The visceral retia also warm the uteri of endothermic sharks. By holding their young in warm uteri, lamnoid sharks may somehow enhance the development of their embryos. Perhaps this shortens gestation, increasing the number of pregnancies a warm-bodied shark may have over her lifetime. Unfortunately, we know so little about development in these sharks that their gestation periods cannot be compared with those of cold-bodied sharks. Being warm-bodied probably also allows the Great White and the other warm-bodied sharks to make excursions into colder or deeper waters, taking advantage of the rich feeding found there. A fascinating 1993 paper by physiological ecologist Barbara Block and her co-workers examined the phylogeny and retia mirablia of active, warm-bodied teleosts such as tunas and billfishes (which have a retial system that is similar — but not identical — to that found in lamnoid sharks). Block et alii's results strongly suggest that the primary selection pressure fostering the evolution of endothermy in these fishes may have been range extension into cold waters rather than increased aerobic activity. Thus, the White Shark may benefit most from being warm-bodied not by being able to swim faster or digest food more quickly and completely, but simply by being able to function efficiently in cold water where ectothermic sharks cannot compete with it.

But the advantages of endothermy are costly. Theoretically, a warm-bodied shark may need more than ten times as much food as a cold-bodied shark of the same size. One would therefore expect that — to maintain a warm body in cold water — a large, active shark must burn fuel like a blast furnace. The thin biomass of tropical seas cannot readily support such a high-energy carnivore. Since cold temperate inshore waters offer large fishes and large, energy-rich marine mammals, warm-bodied lamnoid sharks are most abundant in these areas. The distribution of warm-bodied sharks is thus dictated largely by availability of prey. For example, the Great White is undeniably one of the sea's paramount predators: it can — and does — feed on virtually anything that swims. An influential 1984 paper by Tim Tricas and John McCosker found that off California, White Sharks larger than about 10 feet (3 metres) in length seem to specialize in feeding upon pinnipeds such as seals and sea lions. Pinnipeds are large, swift, and agile, representing a substantial if tough-to-catch food source. Most pinniped rookeries (large breeding colonies) are in cold temperate or sub-polar regions, and the White Shark rarely strays far from these important food sources.

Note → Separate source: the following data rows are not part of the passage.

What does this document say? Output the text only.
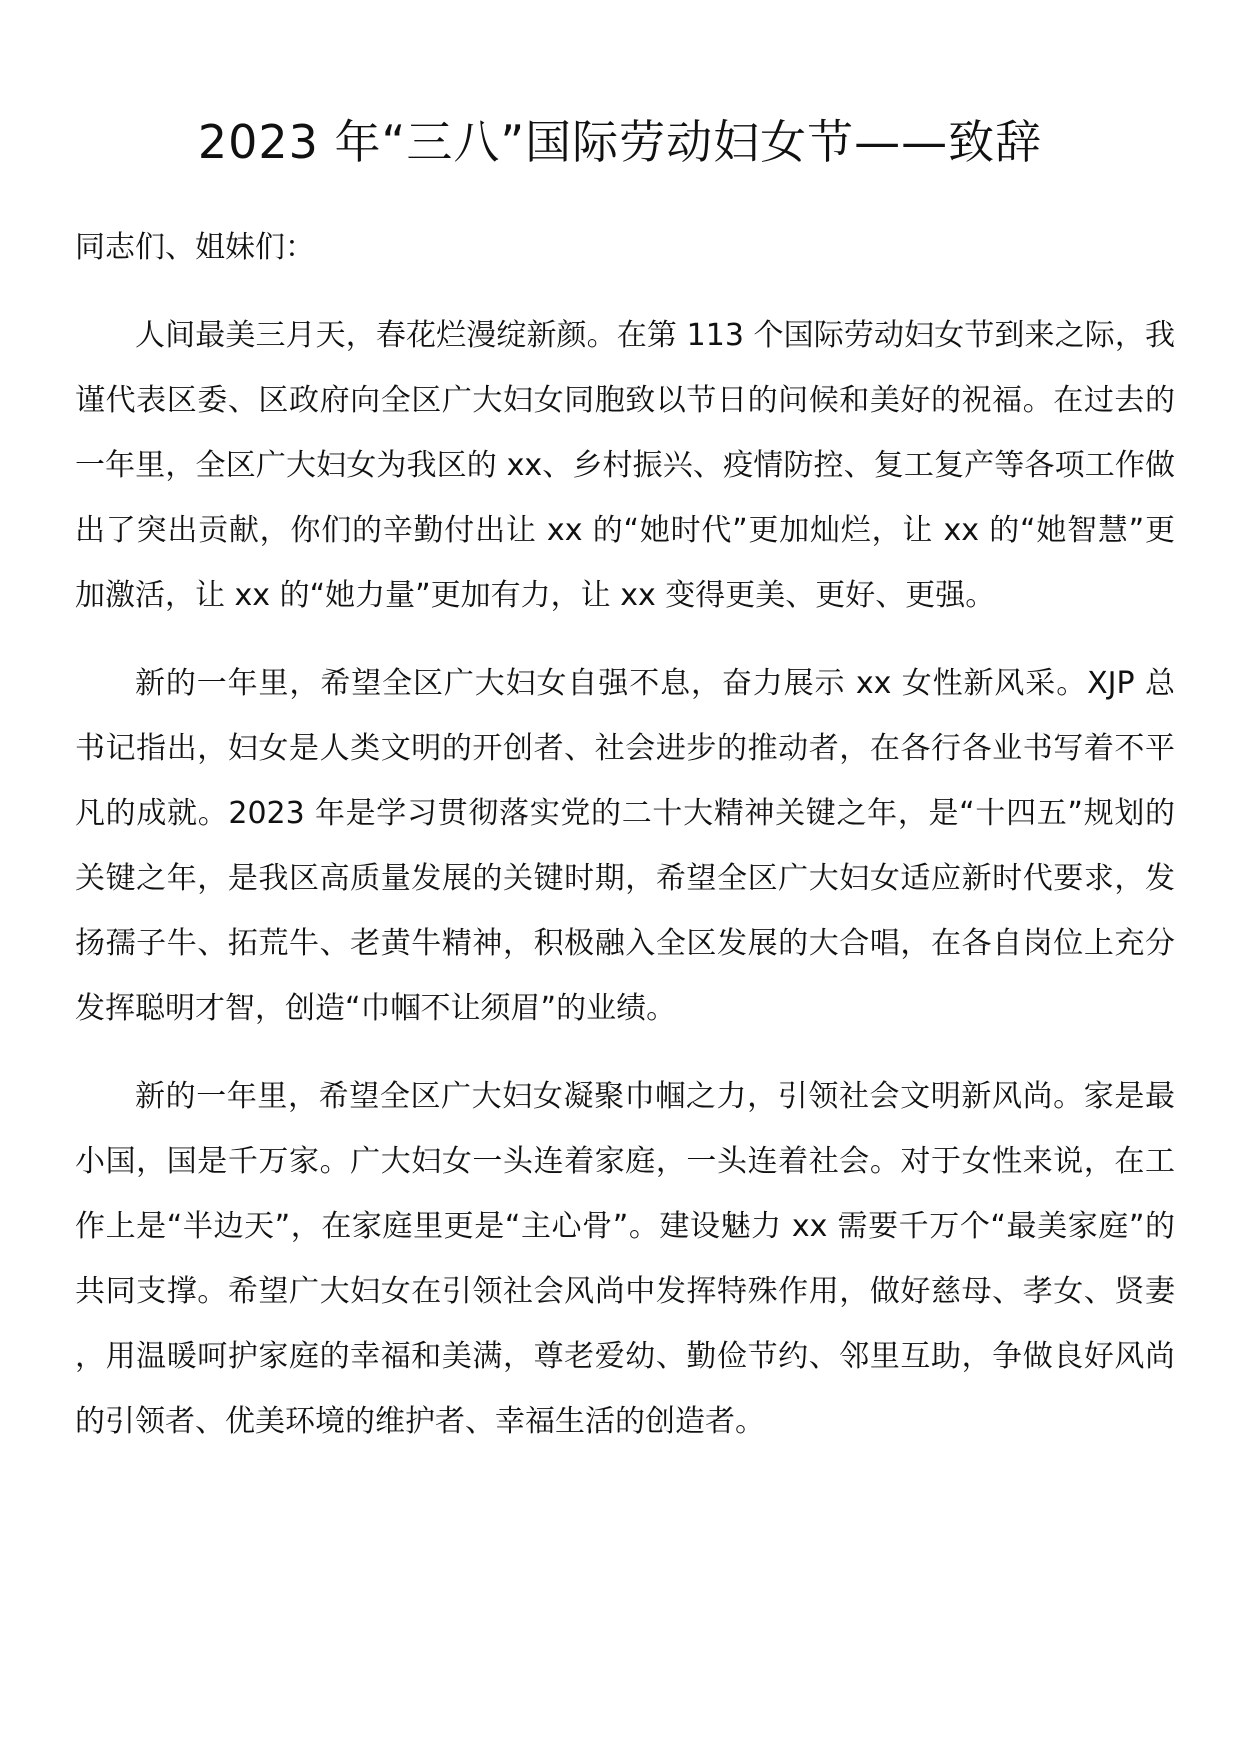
2023 年“三八”国际劳动妇女节——致辞

同志们、姐妹们：

人间最美三月天，春花烂漫绽新颜。在第 113 个国际劳动妇女节到来之际，我谨代表区委、区政府向全区广大妇女同胞致以节日的问候和美好的祝福。在过去的一年里，全区广大妇女为我区的 xx、乡村振兴、疫情防控、复工复产等各项工作做出了突出贡献，你们的辛勤付出让 xx 的“她时代”更加灿烂，让 xx 的“她智慧”更加激活，让 xx 的“她力量”更加有力，让 xx 变得更美、更好、更强。

新的一年里，希望全区广大妇女自强不息，奋力展示 xx 女性新风采。XJP 总书记指出，妇女是人类文明的开创者、社会进步的推动者，在各行各业书写着不平凡的成就。2023 年是学习贯彻落实党的二十大精神关键之年，是“十四五”规划的关键之年，是我区高质量发展的关键时期，希望全区广大妇女适应新时代要求，发扬孺子牛、拓荒牛、老黄牛精神，积极融入全区发展的大合唱，在各自岗位上充分发挥聪明才智，创造“巾帼不让须眉”的业绩。

新的一年里，希望全区广大妇女凝聚巾帼之力，引领社会文明新风尚。家是最小国，国是千万家。广大妇女一头连着家庭，一头连着社会。对于女性来说，在工作上是“半边天”，在家庭里更是“主心骨”。建设魅力 xx 需要千万个“最美家庭”的共同支撑。希望广大妇女在引领社会风尚中发挥特殊作用，做好慈母、孝女、贤妻，用温暖呵护家庭的幸福和美满，尊老爱幼、勤俭节约、邻里互助，争做良好风尚的引领者、优美环境的维护者、幸福生活的创造者。
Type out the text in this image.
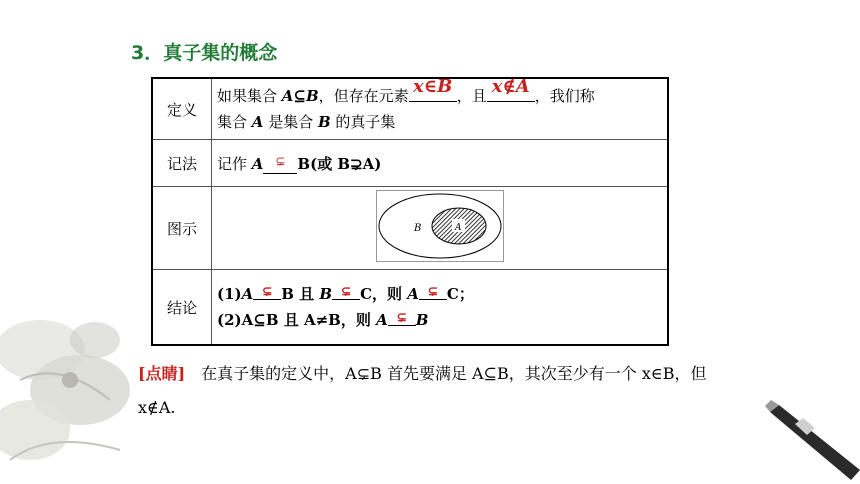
3．真子集的概念
定义	如果集合 A⊆B，但存在元素 x∈B ，且 x∉A ，我们称
集合 A 是集合 B 的真子集

记法	记作 A ⊊ B(或 B⊋A)
图示	B A

结论	(1)A ⊊ B 且 B ⊊ C，则 A ⊊ C；
(2)A⊆B 且 A≠B，则 A ⊊ B
[点睛]　在真子集的定义中，A⊊B 首先要满足 A⊆B，其次至少有一个 x∈B，但 x∉A.
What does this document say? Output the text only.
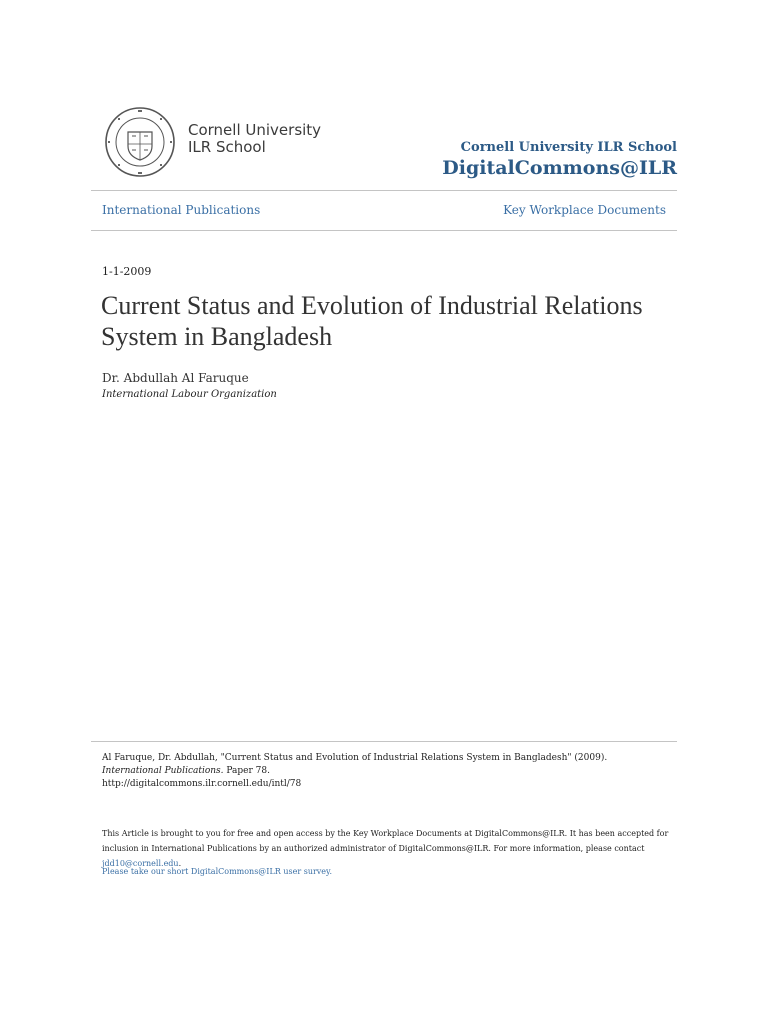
Cornell University
ILR School	Cornell University ILR School
DigitalCommons@ILR
International Publications	Key Workplace Documents
1-1-2009
Current Status and Evolution of Industrial Relations System in Bangladesh
Dr. Abdullah Al Faruque
International Labour Organization
Al Faruque, Dr. Abdullah, "Current Status and Evolution of Industrial Relations System in Bangladesh" (2009). International Publications. Paper 78.
http://digitalcommons.ilr.cornell.edu/intl/78
This Article is brought to you for free and open access by the Key Workplace Documents at DigitalCommons@ILR. It has been accepted for inclusion in International Publications by an authorized administrator of DigitalCommons@ILR. For more information, please contact jdd10@cornell.edu.
Please take our short DigitalCommons@ILR user survey.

While energetically expensive, endothermy has enabled some lamnoid sharks to function as effective predators in cold waters, taking advantage of the rich feeding available there. In the North Atlantic, Shortfin Makos pursue high-speed ocean rovers, such as bluefish and swordfish. The Salmon Shark is an endurance predator, picking off Pacific salmon as they migrate along the coasts of Alaska and northern Japan. The Bigeye Thresher swims deep in cold water, scanning the surface for the silhouette of schooling baitfish with its huge, upward-mounted eyes. The combination of large size, efficient metabolism, high-speed swimming, and powerful jaws help make the lamnoid sharks versatile predators, allowing them to feed on a broad spectrum of prey types. By extending their range into cold waters, these sharks avoid competition with their cold-bodied cousins, which must remain in warmer seas. No doubt the heat-retaining retia of the Great White and a few related sharks has freed them from being captives of the isotherms — allowing them to range throughout the breadth and depths of the World Ocean.